Les Fabuleuses Fables d’Alfy: Interview de Lady Lamb The Beekeeper

Aly Spaltro est une jeune musicienne autodidacte dont le nom d’artiste est Lady Lamb the Beekeeper. Après un premier album, Ripley Pine, qui avait fait plus qu’attirer l’attention, là voici de retour avec un After qui, sur le même schéma, dépasse les attentes qu’avait fait naître son premier opus. Elle répond avec la grâce et la bonne humeur qui la caractérisent sur sa carrière, ce nouveau disque, la manière dont elle travaille et s’inspire et, au fil de la conversation, ce qui l’a construit.

Vous parvenez à vous détendre après la sortie de After ?

Oui, je bulle et j’écoute des nouveaux disques comme celui de The Districts.

Mais vous allez très vite enchaîner les concerts…
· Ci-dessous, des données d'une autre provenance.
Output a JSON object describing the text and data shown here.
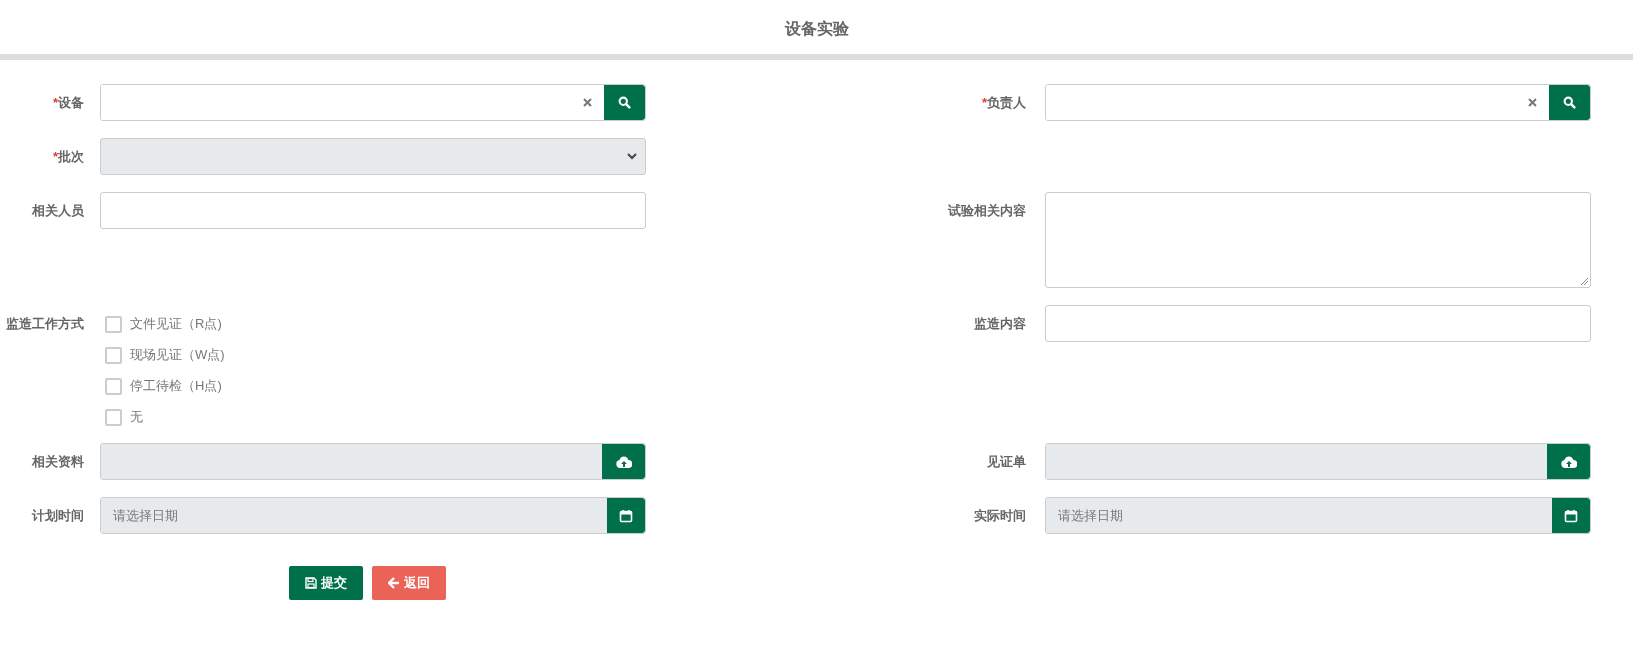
{
  "page": {
    "title": "设备实验"
  },
  "rows": [
    {
      "left": {
        "kind": "search",
        "required_mark": "*",
        "label": "设备"
      },
      "right": {
        "kind": "search",
        "required_mark": "*",
        "label": "负责人"
      }
    },
    {
      "left": {
        "kind": "select",
        "required_mark": "*",
        "label": "批次"
      }
    },
    {
      "left": {
        "kind": "text",
        "label": "相关人员"
      },
      "right": {
        "kind": "textarea",
        "label": "试验相关内容"
      }
    },
    {
      "left": {
        "kind": "checkboxes",
        "label": "监造工作方式",
        "options": [
          {
            "label": "文件见证（R点)",
            "checked": false
          },
          {
            "label": "现场见证（W点)",
            "checked": false
          },
          {
            "label": "停工待检（H点)",
            "checked": false
          },
          {
            "label": "无",
            "checked": false
          }
        ]
      },
      "right": {
        "kind": "text",
        "label": "监造内容"
      }
    },
    {
      "left": {
        "kind": "upload",
        "label": "相关资料"
      },
      "right": {
        "kind": "upload",
        "label": "见证单"
      }
    },
    {
      "left": {
        "kind": "date",
        "label": "计划时间",
        "placeholder": "请选择日期"
      },
      "right": {
        "kind": "date",
        "label": "实际时间",
        "placeholder": "请选择日期"
      }
    }
  ],
  "buttons": [
    {
      "kind": "submit",
      "label": "提交"
    },
    {
      "kind": "back",
      "label": "返回"
    }
  ]
}
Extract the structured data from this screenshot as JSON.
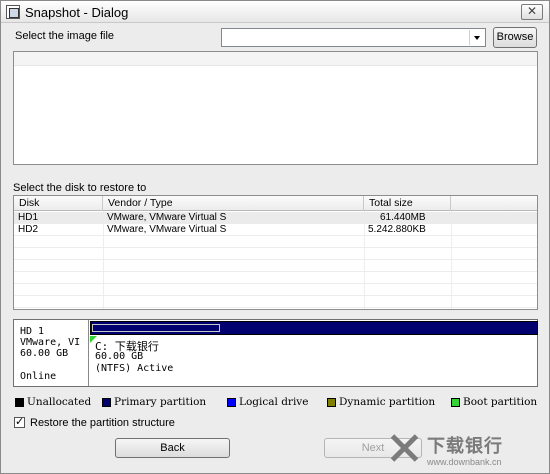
{
  "window": {
    "title": "Snapshot - Dialog",
    "close_glyph": "✕"
  },
  "image_file": {
    "label": "Select the image file",
    "value": "",
    "browse_label": "Browse"
  },
  "disk_list": {
    "label": "Select the disk to restore to",
    "columns": [
      "Disk",
      "Vendor / Type",
      "Total size"
    ],
    "rows": [
      {
        "disk": "HD1",
        "vendor": "VMware,  VMware Virtual S",
        "size": "61.440MB"
      },
      {
        "disk": "HD2",
        "vendor": "VMware,  VMware Virtual S",
        "size": "5.242.880KB"
      }
    ]
  },
  "disk_map": {
    "info": [
      "HD 1",
      "VMware,  VI",
      "60.00 GB",
      "",
      "Online"
    ],
    "partition": {
      "name": "C: 下载银行",
      "size": "60.00 GB",
      "fs": "(NTFS) Active"
    },
    "primary_fill": 1.0
  },
  "legend": [
    {
      "label": "Unallocated",
      "color": "#000000"
    },
    {
      "label": "Primary partition",
      "color": "#00006e"
    },
    {
      "label": "Logical drive",
      "color": "#0000ff"
    },
    {
      "label": "Dynamic partition",
      "color": "#808000"
    },
    {
      "label": "Boot partition",
      "color": "#35d235"
    }
  ],
  "restore_structure": {
    "label": "Restore the partition structure",
    "checked": true
  },
  "buttons": {
    "back": "Back",
    "next": "Next"
  },
  "watermark": {
    "text": "下载银行",
    "url": "www.downbank.cn"
  }
}
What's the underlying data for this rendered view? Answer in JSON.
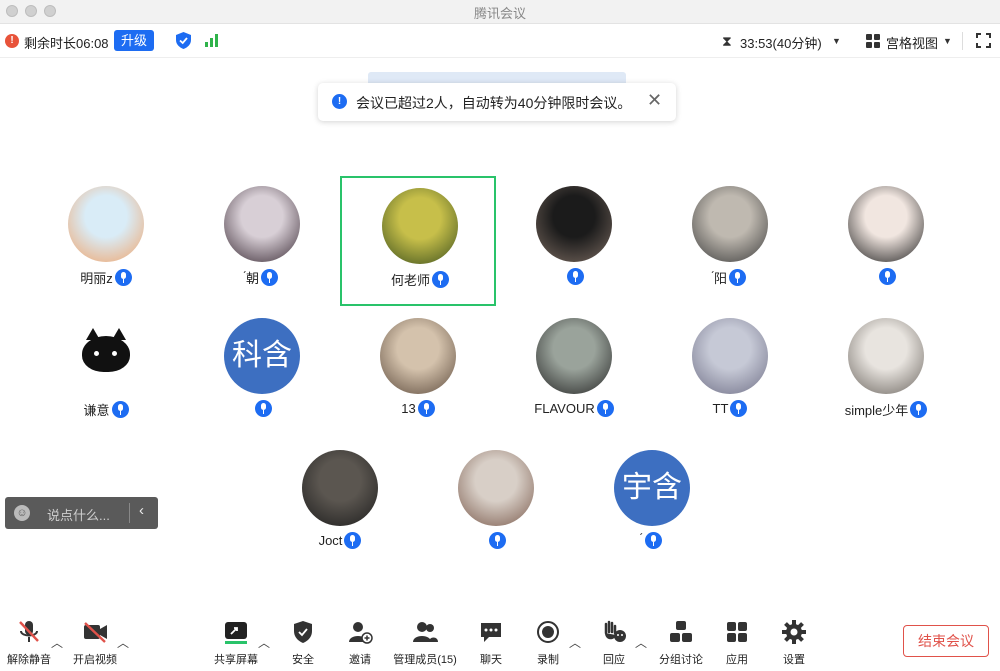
{
  "window": {
    "title": "腾讯会议"
  },
  "infobar": {
    "remaining_label": "剩余时长06:08",
    "upgrade_label": "升级",
    "timer": "33:53(40分钟)",
    "view_label": "宫格视图"
  },
  "toast": {
    "message": "会议已超过2人，自动转为40分钟限时会议。"
  },
  "participants": [
    {
      "name": "明丽z",
      "avatar": "cartoon-rabbit-avatar",
      "colors": [
        "#d9ecf7",
        "#f0a36a"
      ]
    },
    {
      "name": "́朝",
      "avatar": "dark-portrait-avatar",
      "colors": [
        "#d8cfd6",
        "#3a2b35"
      ]
    },
    {
      "name": "何老师",
      "avatar": "forest-deer-avatar",
      "active": true,
      "colors": [
        "#c7bf4a",
        "#3b4f1c"
      ]
    },
    {
      "name": "",
      "avatar": "selfie-avatar",
      "colors": [
        "#1b1b1b",
        "#7a6a60"
      ]
    },
    {
      "name": "́阳",
      "avatar": "street-photo-avatar",
      "colors": [
        "#bfb9b0",
        "#3b3b3b"
      ]
    },
    {
      "name": "",
      "avatar": "smiling-girl-avatar",
      "colors": [
        "#f1e6e0",
        "#1e1e1e"
      ]
    },
    {
      "name": "谦意",
      "avatar": "black-cat-avatar",
      "colors": [
        "#ffffff",
        "#111111"
      ]
    },
    {
      "name": "",
      "avatar_text": "科含",
      "colors": [
        "#3d6fc1",
        "#3d6fc1"
      ]
    },
    {
      "name": "13",
      "avatar": "child-photo-avatar",
      "colors": [
        "#d4c2ac",
        "#5d4b3d"
      ]
    },
    {
      "name": "FLAVOUR",
      "avatar": "dark-figure-avatar",
      "colors": [
        "#9aa39b",
        "#242424"
      ]
    },
    {
      "name": "TT",
      "avatar": "blurry-figure-avatar",
      "colors": [
        "#c6c9d6",
        "#6f6f86"
      ]
    },
    {
      "name": "simple少年",
      "avatar": "husky-dog-avatar",
      "colors": [
        "#e8e4df",
        "#6c6660"
      ]
    },
    {
      "name": "Joct",
      "avatar": "man-with-cat-avatar",
      "colors": [
        "#5b5650",
        "#1c1c1c"
      ]
    },
    {
      "name": "",
      "avatar": "little-girl-avatar",
      "colors": [
        "#d8cfc7",
        "#7a5a4c"
      ]
    },
    {
      "name": "́",
      "avatar_text": "宇含",
      "colors": [
        "#3d6fc1",
        "#3d6fc1"
      ]
    }
  ],
  "chat": {
    "placeholder": "说点什么..."
  },
  "toolbar": {
    "unmute": "解除静音",
    "start_video": "开启视频",
    "share_screen": "共享屏幕",
    "security": "安全",
    "invite": "邀请",
    "manage_members": "管理成员(15)",
    "chat": "聊天",
    "record": "录制",
    "react": "回应",
    "breakout": "分组讨论",
    "apps": "应用",
    "settings": "设置",
    "end_meeting": "结束会议"
  },
  "colors": {
    "accent": "#1d6cf2",
    "active_border": "#29c36a",
    "danger": "#e0524a",
    "text_avatar_bg": "#3d6fc1"
  }
}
Le Rough Trade à Brooklyn sera une première, j’y suis allée plusieurs fois mais n’y ai jamais joué. Ça va ouvrir ma tournée et j’ai du mal à croire que deux ans se sont écoulés depuis la précédente.

Comment vous sentez-vous par rapport à Ripley Pine, du moins en ce qui concerne ces nouveau morceaux ? Vous sembliez avoir eu du mal pour le montage de Ripley Pine, peut-être parce que vous y aviez passé trop de temps ; est-ce que ça a été plus facile avec After ?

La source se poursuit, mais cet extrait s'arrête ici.